The investment values RRVL, the retail arm of Reliance Industries Ltd, at a pre-money equity value of Rs 4.285 lakh crore.
“With this investment, RRVL has raised Rs 37,710 crore from leading global investors including Silver Lake, KKR, General Atlantic, Mubadala, GIC, TPG and ADIA in less than four weeks,” the statement said.
The investments equip Reliance Retail with funds to compete in both offline and online formats. The investments come as the country’s retail sector prepares for the upcoming festival season and would help Reliance to launch an assault on rivals such as Walmart-owned e-commerce company Flipkart and Amazon.
Reliance Retail Ltd, a subsidiary of RRVL, operates India’s largest, fastest-growing and most profitable retail business spanning supermarkets, consumer electronics chain stores, cash and carry wholesale business, fast-fashion outlets and online grocery store JioMart.
It operates about 12,000 stores in nearly 7,000 towns, with 640 million footfalls across core categories of grocery, consumer electronics and apparel.
Mukesh Ambani, Chairman and Managing Director of Reliance Industries, said, “The investment by ADIA is a further endorsement of Reliance Retail’s performance and potential and the inclusive and transformational new commerce business model that it is rolling out”.
Reliance, he said, hopes to benefit from ADIA’s strong track record of over four decades of value creation globally.
Hamad Shahwan Aldhaheri, Executive Director of the Private Equities Department at ADIA, said, “Reliance Retail has rapidly established itself as one of the leading retail businesses in India and, by leveraging both its physical and digital supply chains, is strongly positioned for further growth”.

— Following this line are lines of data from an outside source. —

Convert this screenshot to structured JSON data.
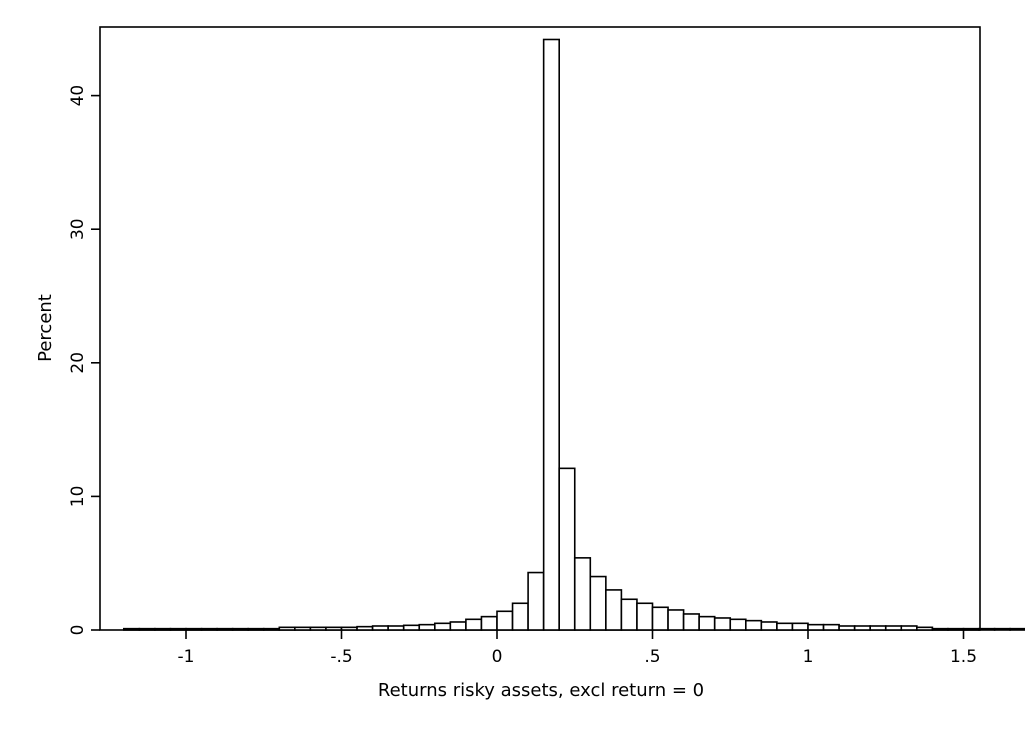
{
  "chart_data": {
    "type": "bar",
    "title": "",
    "xlabel": "Returns risky assets, excl return = 0",
    "ylabel": "Percent",
    "xlim": [
      -1.2,
      1.5
    ],
    "ylim": [
      0,
      45
    ],
    "grid": false,
    "legend": "none",
    "bin_width": 0.05,
    "bin_start": -1.2,
    "x_ticks": [
      {
        "value": -1,
        "label": "-1"
      },
      {
        "value": -0.5,
        "label": "-.5"
      },
      {
        "value": 0,
        "label": "0"
      },
      {
        "value": 0.5,
        "label": ".5"
      },
      {
        "value": 1,
        "label": "1"
      },
      {
        "value": 1.5,
        "label": "1.5"
      }
    ],
    "y_ticks": [
      {
        "value": 0,
        "label": "0"
      },
      {
        "value": 10,
        "label": "10"
      },
      {
        "value": 20,
        "label": "20"
      },
      {
        "value": 30,
        "label": "30"
      },
      {
        "value": 40,
        "label": "40"
      }
    ],
    "values": [
      0.1,
      0.1,
      0.1,
      0.1,
      0.1,
      0.1,
      0.1,
      0.1,
      0.1,
      0.1,
      0.2,
      0.2,
      0.2,
      0.2,
      0.2,
      0.25,
      0.3,
      0.3,
      0.35,
      0.4,
      0.5,
      0.6,
      0.8,
      1.0,
      1.4,
      2.0,
      4.3,
      44.2,
      12.1,
      5.4,
      4.0,
      3.0,
      2.3,
      2.0,
      1.7,
      1.5,
      1.2,
      1.0,
      0.9,
      0.8,
      0.7,
      0.6,
      0.5,
      0.5,
      0.4,
      0.4,
      0.3,
      0.3,
      0.3,
      0.3,
      0.3,
      0.2,
      0.1,
      0.1,
      0.1,
      0.1,
      0.1,
      0.1,
      0.1,
      0.1
    ],
    "colors": {
      "bar_fill": "#ffffff",
      "bar_stroke": "#000000",
      "background": "#ffffff"
    }
  }
}
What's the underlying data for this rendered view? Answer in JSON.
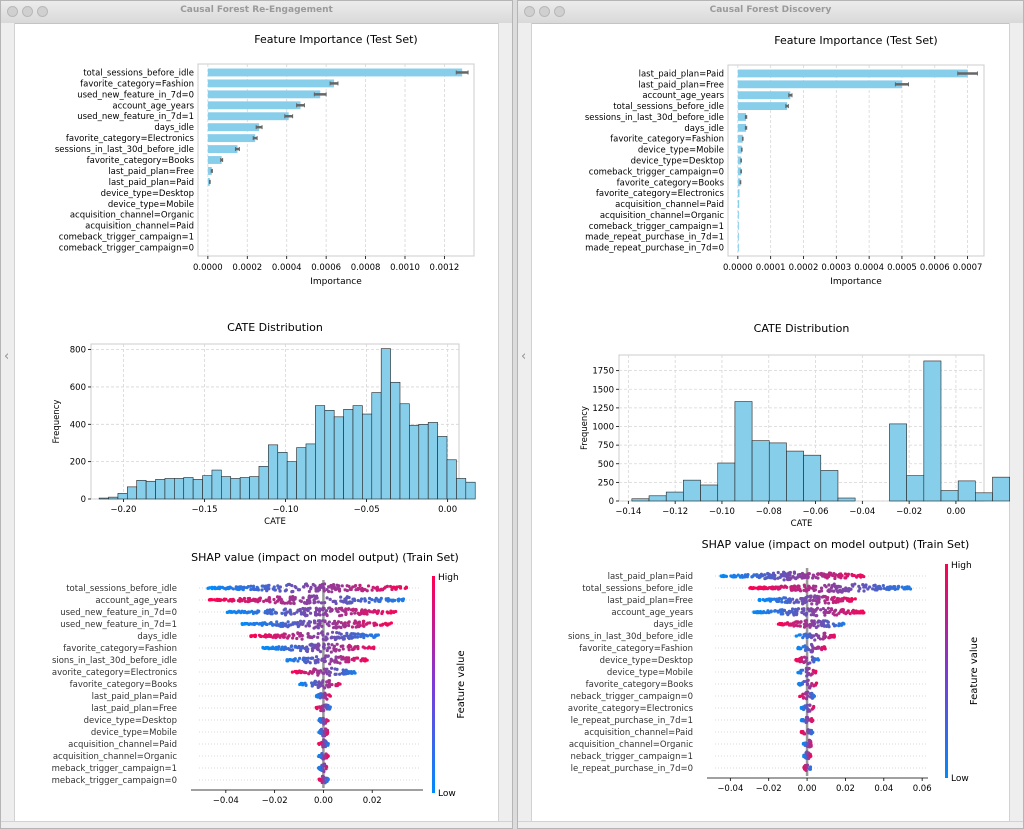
{
  "windows": [
    {
      "title": "Causal Forest Re-Engagement",
      "chart_data": [
        {
          "type": "bar",
          "orientation": "horizontal",
          "title": "Feature Importance (Test Set)",
          "xlabel": "Importance",
          "categories": [
            "total_sessions_before_idle",
            "favorite_category=Fashion",
            "used_new_feature_in_7d=0",
            "account_age_years",
            "used_new_feature_in_7d=1",
            "days_idle",
            "favorite_category=Electronics",
            "sessions_in_last_30d_before_idle",
            "favorite_category=Books",
            "last_paid_plan=Free",
            "last_paid_plan=Paid",
            "device_type=Desktop",
            "device_type=Mobile",
            "acquisition_channel=Organic",
            "acquisition_channel=Paid",
            "comeback_trigger_campaign=1",
            "comeback_trigger_campaign=0"
          ],
          "values": [
            0.00129,
            0.00064,
            0.00057,
            0.00047,
            0.00041,
            0.00026,
            0.00024,
            0.00015,
            7e-05,
            2e-05,
            1e-05,
            0,
            0,
            0,
            0,
            0,
            0
          ],
          "errors": [
            3e-05,
            2e-05,
            3e-05,
            2e-05,
            2e-05,
            1.5e-05,
            1e-05,
            1e-05,
            5e-06,
            3e-06,
            2e-06,
            0,
            0,
            0,
            0,
            0,
            0
          ],
          "xlim": [
            -5e-05,
            0.00135
          ],
          "xticks": [
            "0.0000",
            "0.0002",
            "0.0004",
            "0.0006",
            "0.0008",
            "0.0010",
            "0.0012"
          ],
          "xtick_values": [
            0,
            0.0002,
            0.0004,
            0.0006,
            0.0008,
            0.001,
            0.0012
          ],
          "grid": true,
          "color": "#87ceeb"
        },
        {
          "type": "histogram",
          "title": "CATE Distribution",
          "xlabel": "CATE",
          "ylabel": "Frequency",
          "bin_start": -0.215,
          "bin_width": 0.0058,
          "counts": [
            5,
            10,
            30,
            65,
            100,
            95,
            105,
            110,
            110,
            115,
            105,
            125,
            155,
            120,
            110,
            115,
            120,
            175,
            290,
            250,
            200,
            275,
            295,
            500,
            475,
            440,
            480,
            500,
            455,
            570,
            805,
            625,
            510,
            395,
            400,
            410,
            335,
            210,
            110,
            90
          ],
          "xlim": [
            -0.22,
            0.007
          ],
          "ylim": [
            0,
            830
          ],
          "xticks": [
            "−0.20",
            "−0.15",
            "−0.10",
            "−0.05",
            "0.00"
          ],
          "xtick_values": [
            -0.2,
            -0.15,
            -0.1,
            -0.05,
            0
          ],
          "yticks": [
            "0",
            "200",
            "400",
            "600",
            "800"
          ],
          "ytick_values": [
            0,
            200,
            400,
            600,
            800
          ],
          "grid": true,
          "color": "#87ceeb"
        },
        {
          "type": "scatter",
          "subtype": "beeswarm",
          "title": "SHAP value (impact on model output) (Train Set)",
          "features": [
            "total_sessions_before_idle",
            "account_age_years",
            "used_new_feature_in_7d=0",
            "used_new_feature_in_7d=1",
            "days_idle",
            "favorite_category=Fashion",
            "sions_in_last_30d_before_idle",
            "avorite_category=Electronics",
            "favorite_category=Books",
            "last_paid_plan=Paid",
            "last_paid_plan=Free",
            "device_type=Desktop",
            "device_type=Mobile",
            "acquisition_channel=Paid",
            "acquisition_channel=Organic",
            "meback_trigger_campaign=1",
            "meback_trigger_campaign=0"
          ],
          "ranges": [
            [
              -0.048,
              0.035
            ],
            [
              -0.047,
              0.033
            ],
            [
              -0.04,
              0.03
            ],
            [
              -0.034,
              0.028
            ],
            [
              -0.03,
              0.023
            ],
            [
              -0.025,
              0.022
            ],
            [
              -0.017,
              0.018
            ],
            [
              -0.013,
              0.013
            ],
            [
              -0.01,
              0.008
            ],
            [
              -0.003,
              0.003
            ],
            [
              -0.003,
              0.003
            ],
            [
              -0.002,
              0.002
            ],
            [
              -0.002,
              0.002
            ],
            [
              -0.002,
              0.002
            ],
            [
              -0.002,
              0.002
            ],
            [
              -0.002,
              0.002
            ],
            [
              -0.002,
              0.002
            ]
          ],
          "xlim": [
            -0.051,
            0.04
          ],
          "xticks": [
            "−0.04",
            "−0.02",
            "0.00",
            "0.02"
          ],
          "xtick_values": [
            -0.04,
            -0.02,
            0,
            0.02
          ],
          "colorbar": {
            "label": "Feature value",
            "high": "High",
            "low": "Low",
            "colors": [
              "#008bfb",
              "#ff0051"
            ]
          }
        }
      ]
    },
    {
      "title": "Causal Forest Discovery",
      "chart_data": [
        {
          "type": "bar",
          "orientation": "horizontal",
          "title": "Feature Importance (Test Set)",
          "xlabel": "Importance",
          "categories": [
            "last_paid_plan=Paid",
            "last_paid_plan=Free",
            "account_age_years",
            "total_sessions_before_idle",
            "sessions_in_last_30d_before_idle",
            "days_idle",
            "favorite_category=Fashion",
            "device_type=Mobile",
            "device_type=Desktop",
            "comeback_trigger_campaign=0",
            "favorite_category=Books",
            "favorite_category=Electronics",
            "acquisition_channel=Paid",
            "acquisition_channel=Organic",
            "comeback_trigger_campaign=1",
            "made_repeat_purchase_in_7d=1",
            "made_repeat_purchase_in_7d=0"
          ],
          "values": [
            0.0007,
            0.0005,
            0.00016,
            0.00015,
            2.5e-05,
            2.5e-05,
            1.5e-05,
            1.2e-05,
            1e-05,
            1e-05,
            8e-06,
            5e-06,
            4e-06,
            3e-06,
            2e-06,
            1e-06,
            1e-06
          ],
          "errors": [
            3e-05,
            2e-05,
            5e-06,
            4e-06,
            2e-06,
            2e-06,
            1e-06,
            1e-06,
            1e-06,
            1e-06,
            1e-06,
            0,
            0,
            0,
            0,
            0,
            0
          ],
          "xlim": [
            -3e-05,
            0.00075
          ],
          "xticks": [
            "0.0000",
            "0.0001",
            "0.0002",
            "0.0003",
            "0.0004",
            "0.0005",
            "0.0006",
            "0.0007"
          ],
          "xtick_values": [
            0,
            0.0001,
            0.0002,
            0.0003,
            0.0004,
            0.0005,
            0.0006,
            0.0007
          ],
          "grid": true,
          "color": "#87ceeb"
        },
        {
          "type": "histogram",
          "title": "CATE Distribution",
          "xlabel": "CATE",
          "ylabel": "Frequency",
          "bin_start": -0.1385,
          "bin_width": 0.00734,
          "counts": [
            30,
            70,
            120,
            280,
            215,
            510,
            1335,
            810,
            780,
            670,
            615,
            410,
            40,
            0,
            0,
            1035,
            340,
            1880,
            140,
            270,
            110,
            320
          ],
          "xlim": [
            -0.144,
            0.012
          ],
          "ylim": [
            0,
            1960
          ],
          "xticks": [
            "−0.14",
            "−0.12",
            "−0.10",
            "−0.08",
            "−0.06",
            "−0.04",
            "−0.02",
            "0.00"
          ],
          "xtick_values": [
            -0.14,
            -0.12,
            -0.1,
            -0.08,
            -0.06,
            -0.04,
            -0.02,
            0
          ],
          "yticks": [
            "0",
            "250",
            "500",
            "750",
            "1000",
            "1250",
            "1500",
            "1750"
          ],
          "ytick_values": [
            0,
            250,
            500,
            750,
            1000,
            1250,
            1500,
            1750
          ],
          "grid": true,
          "color": "#87ceeb"
        },
        {
          "type": "scatter",
          "subtype": "beeswarm",
          "title": "SHAP value (impact on model output) (Train Set)",
          "features": [
            "last_paid_plan=Paid",
            "total_sessions_before_idle",
            "last_paid_plan=Free",
            "account_age_years",
            "days_idle",
            "sions_in_last_30d_before_idle",
            "favorite_category=Fashion",
            "device_type=Desktop",
            "device_type=Mobile",
            "favorite_category=Books",
            "neback_trigger_campaign=0",
            "avorite_category=Electronics",
            "le_repeat_purchase_in_7d=1",
            "acquisition_channel=Paid",
            "acquisition_channel=Organic",
            "neback_trigger_campaign=1",
            "le_repeat_purchase_in_7d=0"
          ],
          "ranges": [
            [
              -0.045,
              0.03
            ],
            [
              -0.03,
              0.056
            ],
            [
              -0.025,
              0.026
            ],
            [
              -0.028,
              0.03
            ],
            [
              -0.015,
              0.02
            ],
            [
              -0.006,
              0.015
            ],
            [
              -0.005,
              0.01
            ],
            [
              -0.006,
              0.006
            ],
            [
              -0.005,
              0.005
            ],
            [
              -0.005,
              0.005
            ],
            [
              -0.004,
              0.004
            ],
            [
              -0.003,
              0.004
            ],
            [
              -0.003,
              0.003
            ],
            [
              -0.003,
              0.003
            ],
            [
              -0.002,
              0.003
            ],
            [
              -0.002,
              0.002
            ],
            [
              -0.002,
              0.002
            ]
          ],
          "xlim": [
            -0.048,
            0.062
          ],
          "xticks": [
            "−0.04",
            "−0.02",
            "0.00",
            "0.02",
            "0.04",
            "0.06"
          ],
          "xtick_values": [
            -0.04,
            -0.02,
            0,
            0.02,
            0.04,
            0.06
          ],
          "colorbar": {
            "label": "Feature value",
            "high": "High",
            "low": "Low",
            "colors": [
              "#008bfb",
              "#ff0051"
            ]
          }
        }
      ]
    }
  ]
}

“This investment is consistent with our strategy of investing in market-leading businesses in Asia linked to the region’s consumption-driven growth and rapid technological advancement,” he said.
The transaction is subject to regulatory and other customary approvals.
Morgan Stanley acted as financial advisor to Reliance Retail, and Cyril Amarchand Mangaldas and Davis Polk & Wardwell acted as legal counsels.
The new funding comes weeks after Reliance acquired the retail, wholesale, logistics and warehouse business of Future Group for an enterprise value of Rs 24,173 crore to consolidate its dominant market positioning in offline retail.
This also follows Reliance raising an unprecedented Rs 1.52 lakh crore for Jio Platforms, the group’s telecom and digital services company, from investors such as Facebook, Intel and Google.
The oil-to-telecom-to-retail conglomerate intends to divest minority stakes in its digital and retail businesses, and hold initial public offerings for each within five years.
Retailers are expecting to pick up in sales during Navratri and Diwali festivals.
Reliance Retail in May this year launched JioMart, an e-commerce venture, to connect mom-and-pop stores, called Kirana, with consumers.
In July, JioMart was serving 4,00,000 orders a day and is currently operational in 200 cities.
With these, Reliance Industries has sold an 8.48 per cent stake in the retail unit since September 9 for a total of Rs 37,710 crore.
With this, Jio Platforms and Reliance Retail account for over Rs 9 lakh crore of Reliance Industries Ltd’s valuation.